Un'Aston Martin DB5 accanto a un modello moderno del costruttore britannico. Fonte foto: Aston Martin
Perché James Bond guida un'Aston Martin? La storia inizia prima della celebre DB5
L'immagine di James Bond al volante di un'Aston Martin DB5 argentata sembra oggi inevitabile. L'auto con sedile eiettabile, mitragliatrici nascoste e targhe girevoli è diventata quasi altrettanto riconoscibile dell'agente 007. Il legame non è iniziato però con la DB5 e non era pianificato dall'inizio della serie.
Nei romanzi di Ian Fleming, Bond era più vicino a Bentley. Aston Martin è apparsa solo nel libro «Goldfinger», pubblicato nel 1959, e i produttori del film hanno trasformato questa scelta puntuale in una delle associazioni più note tra un'automobile e un personaggio cinematografico.

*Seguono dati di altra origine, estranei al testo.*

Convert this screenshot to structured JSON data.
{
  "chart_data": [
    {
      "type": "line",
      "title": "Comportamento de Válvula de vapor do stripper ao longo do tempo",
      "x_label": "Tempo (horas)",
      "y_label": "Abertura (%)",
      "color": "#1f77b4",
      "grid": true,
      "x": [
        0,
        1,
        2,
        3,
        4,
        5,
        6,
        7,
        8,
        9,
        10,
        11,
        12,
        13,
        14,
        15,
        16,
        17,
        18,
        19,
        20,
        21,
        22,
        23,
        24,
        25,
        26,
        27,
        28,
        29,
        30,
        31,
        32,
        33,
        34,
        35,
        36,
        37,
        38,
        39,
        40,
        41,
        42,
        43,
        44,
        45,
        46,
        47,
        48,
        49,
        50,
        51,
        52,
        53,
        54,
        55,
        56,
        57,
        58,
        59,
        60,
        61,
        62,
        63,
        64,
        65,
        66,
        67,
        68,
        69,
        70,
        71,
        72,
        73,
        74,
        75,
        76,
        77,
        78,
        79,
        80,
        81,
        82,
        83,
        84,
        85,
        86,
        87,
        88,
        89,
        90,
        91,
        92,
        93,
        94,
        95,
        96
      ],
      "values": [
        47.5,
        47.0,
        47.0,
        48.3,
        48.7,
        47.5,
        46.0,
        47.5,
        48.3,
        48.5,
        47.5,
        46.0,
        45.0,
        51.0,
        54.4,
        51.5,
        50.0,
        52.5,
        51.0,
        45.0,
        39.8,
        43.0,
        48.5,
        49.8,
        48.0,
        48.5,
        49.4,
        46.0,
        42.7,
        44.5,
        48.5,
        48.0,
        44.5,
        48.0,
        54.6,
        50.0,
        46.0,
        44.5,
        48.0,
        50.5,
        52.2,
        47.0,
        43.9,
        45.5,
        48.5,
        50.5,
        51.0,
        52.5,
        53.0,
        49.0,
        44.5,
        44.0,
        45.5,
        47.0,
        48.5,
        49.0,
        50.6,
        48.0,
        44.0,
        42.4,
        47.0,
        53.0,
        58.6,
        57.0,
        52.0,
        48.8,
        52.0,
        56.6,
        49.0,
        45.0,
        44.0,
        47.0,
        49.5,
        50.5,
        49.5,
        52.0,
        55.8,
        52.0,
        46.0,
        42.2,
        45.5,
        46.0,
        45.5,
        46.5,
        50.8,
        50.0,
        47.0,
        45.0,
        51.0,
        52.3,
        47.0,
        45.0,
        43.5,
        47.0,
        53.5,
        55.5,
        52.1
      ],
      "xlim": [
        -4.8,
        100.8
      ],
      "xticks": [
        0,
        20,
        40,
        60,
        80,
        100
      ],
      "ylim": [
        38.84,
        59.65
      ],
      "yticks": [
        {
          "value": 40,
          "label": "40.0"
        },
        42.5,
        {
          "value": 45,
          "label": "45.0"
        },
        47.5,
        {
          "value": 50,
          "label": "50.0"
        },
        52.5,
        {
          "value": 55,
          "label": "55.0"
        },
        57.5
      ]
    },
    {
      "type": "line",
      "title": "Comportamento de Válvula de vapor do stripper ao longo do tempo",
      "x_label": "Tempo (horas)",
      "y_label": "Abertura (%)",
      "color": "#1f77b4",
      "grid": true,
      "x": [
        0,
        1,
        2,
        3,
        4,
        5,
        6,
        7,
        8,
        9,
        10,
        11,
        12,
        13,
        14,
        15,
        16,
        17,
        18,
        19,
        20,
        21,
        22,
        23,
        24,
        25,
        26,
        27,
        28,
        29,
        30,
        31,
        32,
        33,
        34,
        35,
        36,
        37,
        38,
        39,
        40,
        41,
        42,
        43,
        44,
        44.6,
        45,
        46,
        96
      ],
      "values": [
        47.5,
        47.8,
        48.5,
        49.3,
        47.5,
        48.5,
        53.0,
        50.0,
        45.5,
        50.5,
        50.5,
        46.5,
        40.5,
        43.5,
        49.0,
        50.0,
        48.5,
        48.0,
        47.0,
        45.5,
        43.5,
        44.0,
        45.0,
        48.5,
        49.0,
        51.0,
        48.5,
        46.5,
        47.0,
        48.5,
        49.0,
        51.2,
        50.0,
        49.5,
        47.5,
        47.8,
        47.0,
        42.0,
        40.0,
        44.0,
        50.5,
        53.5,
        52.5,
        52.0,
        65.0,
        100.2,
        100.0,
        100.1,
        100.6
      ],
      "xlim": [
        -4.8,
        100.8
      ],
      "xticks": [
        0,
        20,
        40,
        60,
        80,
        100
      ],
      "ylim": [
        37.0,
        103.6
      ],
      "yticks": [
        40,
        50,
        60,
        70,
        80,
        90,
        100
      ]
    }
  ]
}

Il James Bond dei libri preferiva Bentley
Il personaggio letterario guidava una Bentley da 4,5 litri con compressore, descritta da Fleming come una coupé verniciata in un grigio vicino al colore delle navi militari. Era già un'auto vecchia per il periodo in cui si svolgono i libri, ma si adattava all'immagine di un personaggio legato a oggetti personali e alle prestazioni meccaniche.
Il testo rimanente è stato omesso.